Um homem foi condenado a devolver R$ 88 mil à ex-namorada depois que uma série de empréstimos foram contratados no nome dela durante o relacionamento, em Blumenau. Segundo o Tribunal de Justiça de Santa Catarina (TJSC), ele tinha acesso ao celular e às informações bancárias da mulher, e teria feito as operações de contratação dos empréstimos e transferência dos valores para a própria conta bancária, sem o consentimento dela. A mulher também pediu indenização por danos morais, mas o pedido foi negado tanto em primeira instância quanto pelo TJSC. Os desembargadores entenderam que o prejuízo financeiro ficou comprovado, mas que não havia elementos suficientes para concluir que houve uma fraude de estelionato afetivo, descumprimento de um acordo entre o casal ou abuso de confiança.
De acordo com o processo, o casal manteve um relacionamento entre agosto de 2020 e maio de 2021. Depois do término, a mulher descobriu que uma série de empréstimos tinham sido contratados na conta bancária dela, feitos pelo aplicativo no celular. Consta na sentença do processo que, ao menos, 14 documentos comprovavam essas contratações. Além disso, havia vários comprovantes de transferência de pagamentos ao réu no mesmo período em que ocorreram a contratação desses empréstimos.

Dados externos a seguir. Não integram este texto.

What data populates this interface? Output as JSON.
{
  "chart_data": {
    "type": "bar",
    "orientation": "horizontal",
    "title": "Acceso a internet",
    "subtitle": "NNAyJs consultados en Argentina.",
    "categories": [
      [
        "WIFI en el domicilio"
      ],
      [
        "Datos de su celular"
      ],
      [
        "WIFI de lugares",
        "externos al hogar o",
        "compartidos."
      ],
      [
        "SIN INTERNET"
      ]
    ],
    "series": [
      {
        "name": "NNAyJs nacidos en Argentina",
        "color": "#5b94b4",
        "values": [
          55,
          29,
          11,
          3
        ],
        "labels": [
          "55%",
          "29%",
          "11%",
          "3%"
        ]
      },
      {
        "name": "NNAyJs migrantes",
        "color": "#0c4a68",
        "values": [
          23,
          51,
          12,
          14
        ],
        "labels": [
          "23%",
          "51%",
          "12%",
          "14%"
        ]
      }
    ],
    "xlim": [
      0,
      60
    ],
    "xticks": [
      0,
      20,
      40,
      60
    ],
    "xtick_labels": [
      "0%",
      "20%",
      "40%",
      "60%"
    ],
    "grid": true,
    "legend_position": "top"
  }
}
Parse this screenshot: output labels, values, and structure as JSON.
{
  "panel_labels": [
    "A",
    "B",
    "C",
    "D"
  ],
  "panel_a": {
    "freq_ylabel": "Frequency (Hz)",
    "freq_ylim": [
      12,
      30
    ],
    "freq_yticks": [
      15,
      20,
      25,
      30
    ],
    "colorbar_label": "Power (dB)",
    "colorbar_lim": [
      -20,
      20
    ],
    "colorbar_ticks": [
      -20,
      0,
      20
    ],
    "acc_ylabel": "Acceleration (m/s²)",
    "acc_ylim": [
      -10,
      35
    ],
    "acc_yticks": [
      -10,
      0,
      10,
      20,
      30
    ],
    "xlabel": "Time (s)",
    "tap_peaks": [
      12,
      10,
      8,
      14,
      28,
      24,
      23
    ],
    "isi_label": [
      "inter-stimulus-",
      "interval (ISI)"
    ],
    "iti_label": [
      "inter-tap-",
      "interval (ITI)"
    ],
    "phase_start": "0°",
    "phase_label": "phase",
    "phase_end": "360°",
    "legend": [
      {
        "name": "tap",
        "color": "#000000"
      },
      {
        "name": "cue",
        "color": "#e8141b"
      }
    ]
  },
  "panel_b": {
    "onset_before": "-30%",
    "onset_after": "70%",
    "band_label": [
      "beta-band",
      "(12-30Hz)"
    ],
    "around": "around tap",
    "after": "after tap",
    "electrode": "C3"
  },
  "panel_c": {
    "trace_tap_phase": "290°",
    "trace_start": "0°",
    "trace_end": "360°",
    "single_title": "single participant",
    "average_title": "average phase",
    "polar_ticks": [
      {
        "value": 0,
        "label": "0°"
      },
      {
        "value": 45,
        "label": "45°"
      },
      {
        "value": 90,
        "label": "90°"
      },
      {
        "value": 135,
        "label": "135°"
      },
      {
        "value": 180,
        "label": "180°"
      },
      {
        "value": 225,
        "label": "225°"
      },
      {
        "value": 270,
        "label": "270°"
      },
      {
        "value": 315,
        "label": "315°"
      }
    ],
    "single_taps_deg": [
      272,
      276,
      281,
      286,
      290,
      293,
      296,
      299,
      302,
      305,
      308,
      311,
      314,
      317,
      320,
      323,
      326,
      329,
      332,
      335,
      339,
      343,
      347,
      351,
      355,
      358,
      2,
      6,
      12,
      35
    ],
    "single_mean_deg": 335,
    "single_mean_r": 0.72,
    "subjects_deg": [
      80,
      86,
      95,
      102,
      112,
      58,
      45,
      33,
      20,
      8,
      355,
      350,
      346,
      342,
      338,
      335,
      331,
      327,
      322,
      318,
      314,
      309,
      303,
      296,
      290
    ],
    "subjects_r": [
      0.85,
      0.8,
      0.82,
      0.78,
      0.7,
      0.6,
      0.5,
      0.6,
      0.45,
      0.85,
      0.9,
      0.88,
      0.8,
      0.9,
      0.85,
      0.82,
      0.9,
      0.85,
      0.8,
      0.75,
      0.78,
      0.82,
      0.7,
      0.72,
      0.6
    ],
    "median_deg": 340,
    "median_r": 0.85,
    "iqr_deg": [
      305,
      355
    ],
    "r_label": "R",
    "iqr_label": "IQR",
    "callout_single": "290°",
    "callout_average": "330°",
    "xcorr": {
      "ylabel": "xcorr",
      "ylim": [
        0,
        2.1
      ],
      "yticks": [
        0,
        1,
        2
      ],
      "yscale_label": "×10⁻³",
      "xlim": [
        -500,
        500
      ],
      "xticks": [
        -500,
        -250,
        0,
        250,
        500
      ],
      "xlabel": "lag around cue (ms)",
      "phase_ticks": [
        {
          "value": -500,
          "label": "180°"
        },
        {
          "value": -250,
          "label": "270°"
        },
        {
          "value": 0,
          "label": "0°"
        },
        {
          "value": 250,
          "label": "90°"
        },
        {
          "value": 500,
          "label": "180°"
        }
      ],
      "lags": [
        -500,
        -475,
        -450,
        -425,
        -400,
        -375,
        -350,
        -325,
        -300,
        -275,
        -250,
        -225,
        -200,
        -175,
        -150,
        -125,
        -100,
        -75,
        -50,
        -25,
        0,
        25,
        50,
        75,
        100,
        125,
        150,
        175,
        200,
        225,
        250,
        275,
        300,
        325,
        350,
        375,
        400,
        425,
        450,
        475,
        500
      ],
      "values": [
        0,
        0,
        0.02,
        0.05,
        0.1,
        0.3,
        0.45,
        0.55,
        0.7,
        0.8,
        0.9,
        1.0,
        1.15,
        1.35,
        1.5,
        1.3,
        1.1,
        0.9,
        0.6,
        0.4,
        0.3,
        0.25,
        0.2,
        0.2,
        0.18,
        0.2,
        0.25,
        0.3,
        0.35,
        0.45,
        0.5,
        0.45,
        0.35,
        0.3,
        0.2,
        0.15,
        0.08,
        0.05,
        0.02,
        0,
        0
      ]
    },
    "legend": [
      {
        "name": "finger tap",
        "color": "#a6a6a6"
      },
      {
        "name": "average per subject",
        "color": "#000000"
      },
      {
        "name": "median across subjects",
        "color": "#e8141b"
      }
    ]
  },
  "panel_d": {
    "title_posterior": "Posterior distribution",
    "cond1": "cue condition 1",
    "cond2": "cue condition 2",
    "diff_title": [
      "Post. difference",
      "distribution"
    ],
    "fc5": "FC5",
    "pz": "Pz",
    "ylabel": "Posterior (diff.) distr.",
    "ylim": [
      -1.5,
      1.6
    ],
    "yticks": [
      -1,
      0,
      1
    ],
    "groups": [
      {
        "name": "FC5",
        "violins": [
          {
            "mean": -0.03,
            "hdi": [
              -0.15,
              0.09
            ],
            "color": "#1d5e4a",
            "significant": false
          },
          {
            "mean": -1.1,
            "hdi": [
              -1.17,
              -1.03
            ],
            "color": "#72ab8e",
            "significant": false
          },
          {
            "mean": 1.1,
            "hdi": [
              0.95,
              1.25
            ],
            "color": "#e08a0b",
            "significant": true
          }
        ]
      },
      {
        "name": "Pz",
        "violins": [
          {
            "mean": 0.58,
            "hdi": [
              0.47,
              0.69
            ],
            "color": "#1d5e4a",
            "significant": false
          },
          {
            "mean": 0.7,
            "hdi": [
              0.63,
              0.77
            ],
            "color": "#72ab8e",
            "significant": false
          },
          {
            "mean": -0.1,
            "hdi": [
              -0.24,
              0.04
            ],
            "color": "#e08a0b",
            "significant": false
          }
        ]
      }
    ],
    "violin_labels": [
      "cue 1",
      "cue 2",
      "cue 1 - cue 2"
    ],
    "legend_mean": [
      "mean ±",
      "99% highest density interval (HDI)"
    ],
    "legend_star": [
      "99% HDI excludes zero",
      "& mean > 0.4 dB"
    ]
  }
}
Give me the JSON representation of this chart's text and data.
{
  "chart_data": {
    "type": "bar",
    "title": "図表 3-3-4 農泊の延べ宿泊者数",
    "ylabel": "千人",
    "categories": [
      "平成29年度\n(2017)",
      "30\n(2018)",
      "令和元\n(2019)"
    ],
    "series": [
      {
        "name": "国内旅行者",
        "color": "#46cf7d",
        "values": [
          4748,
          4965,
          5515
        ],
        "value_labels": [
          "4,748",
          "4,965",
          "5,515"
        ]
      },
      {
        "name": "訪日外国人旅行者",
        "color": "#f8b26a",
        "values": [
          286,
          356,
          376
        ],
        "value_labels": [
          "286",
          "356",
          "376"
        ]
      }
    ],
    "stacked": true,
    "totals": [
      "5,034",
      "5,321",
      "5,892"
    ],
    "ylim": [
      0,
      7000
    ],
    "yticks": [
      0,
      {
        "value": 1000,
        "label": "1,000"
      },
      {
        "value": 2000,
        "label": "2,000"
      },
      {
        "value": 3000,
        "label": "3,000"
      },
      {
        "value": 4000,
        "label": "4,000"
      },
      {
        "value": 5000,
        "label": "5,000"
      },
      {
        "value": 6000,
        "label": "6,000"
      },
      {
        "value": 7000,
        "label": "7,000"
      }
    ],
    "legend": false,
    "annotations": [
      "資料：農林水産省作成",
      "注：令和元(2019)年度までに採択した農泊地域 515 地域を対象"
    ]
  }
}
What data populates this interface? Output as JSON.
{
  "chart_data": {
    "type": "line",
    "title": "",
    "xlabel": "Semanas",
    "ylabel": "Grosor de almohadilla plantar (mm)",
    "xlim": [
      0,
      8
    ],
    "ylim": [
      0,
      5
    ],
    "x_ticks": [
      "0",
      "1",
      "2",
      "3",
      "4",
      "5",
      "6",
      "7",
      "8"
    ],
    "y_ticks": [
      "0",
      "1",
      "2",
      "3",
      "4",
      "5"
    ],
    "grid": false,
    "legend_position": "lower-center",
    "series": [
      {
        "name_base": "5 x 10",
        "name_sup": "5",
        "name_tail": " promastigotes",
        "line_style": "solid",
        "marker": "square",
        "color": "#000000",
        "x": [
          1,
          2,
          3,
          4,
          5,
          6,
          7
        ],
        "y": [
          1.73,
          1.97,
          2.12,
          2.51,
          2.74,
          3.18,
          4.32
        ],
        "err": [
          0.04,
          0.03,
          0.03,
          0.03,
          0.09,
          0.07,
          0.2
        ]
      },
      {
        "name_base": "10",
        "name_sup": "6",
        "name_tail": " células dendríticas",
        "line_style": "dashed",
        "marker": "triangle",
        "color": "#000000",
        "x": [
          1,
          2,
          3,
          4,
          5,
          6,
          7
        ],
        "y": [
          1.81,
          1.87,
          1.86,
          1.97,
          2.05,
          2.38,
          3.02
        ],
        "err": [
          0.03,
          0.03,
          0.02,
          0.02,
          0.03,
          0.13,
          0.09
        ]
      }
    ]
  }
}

Ou seja, à medida que os valores eram liberados pelos bancos, eles eram imediatamente transferidos para a conta do então companheiro, sem autorização ou conhecimento dela.
Durante a ação judicial, a mulher apresentou comprovantes dos empréstimos, das transferências e uma ata notarial com conversas de WhatsApp. Nas mensagens, segundo a sentença, o réu reconhecia a dívida e se comprometia a devolver os valores de forma parcelada, no valor de R$ 1,5 mil mensais. Porém, ele não teria feito os pagamentos. A 4ª Vara Cível de Blumenau condenou o réu a devolver R$ 88.051,30, que seria o valor correspondente às transferências realizadas para a conta dele mesmo. As duas partes recorreram da decisão. O recurso do demandado sequer foi analisado porque ele foi citado por edital, deixou de apresentar contestação dentro do prazo legal durante o processo e não recolheu as custas exigidas para a apelação, segundo o TJSC. Já o recurso da autora buscava a condenação por danos.
O relator entendeu que as provas apresentadas não permitiam esclarecer exatamente como ocorreram as movimentações financeiras. Segundo a sentença, o conjunto de provas não foi suficiente para concluir se houve fraude caracterizadora de estelionato afetivo, descumprimento de um acordo entre o casal ou abuso de confiança. Por isso, o tribunal manteve a decisão que rejeitou a indenização por danos. Na sentença de primeiro grau, o magistrado também destacou que as operações foram realizadas pelo celular da própria autora, o que indicaria que ela compartilhou com o então namorado o acesso ao aparelho e aos dados bancários.
Para o juiz, isso não caracterizou, por si só, dano moral indenizável. A decisão da 2ª Câmara Especial de Enfrentamento de Acervos do TJSC foi unânime e manteve integralmente a condenação ao ressarcimento dos prejuízos materiais. Apenas os critérios de atualização da dívida foram adequados ao entendimento mais recente do Superior Tribunal de Justiça sobre a aplicação da taxa Selic.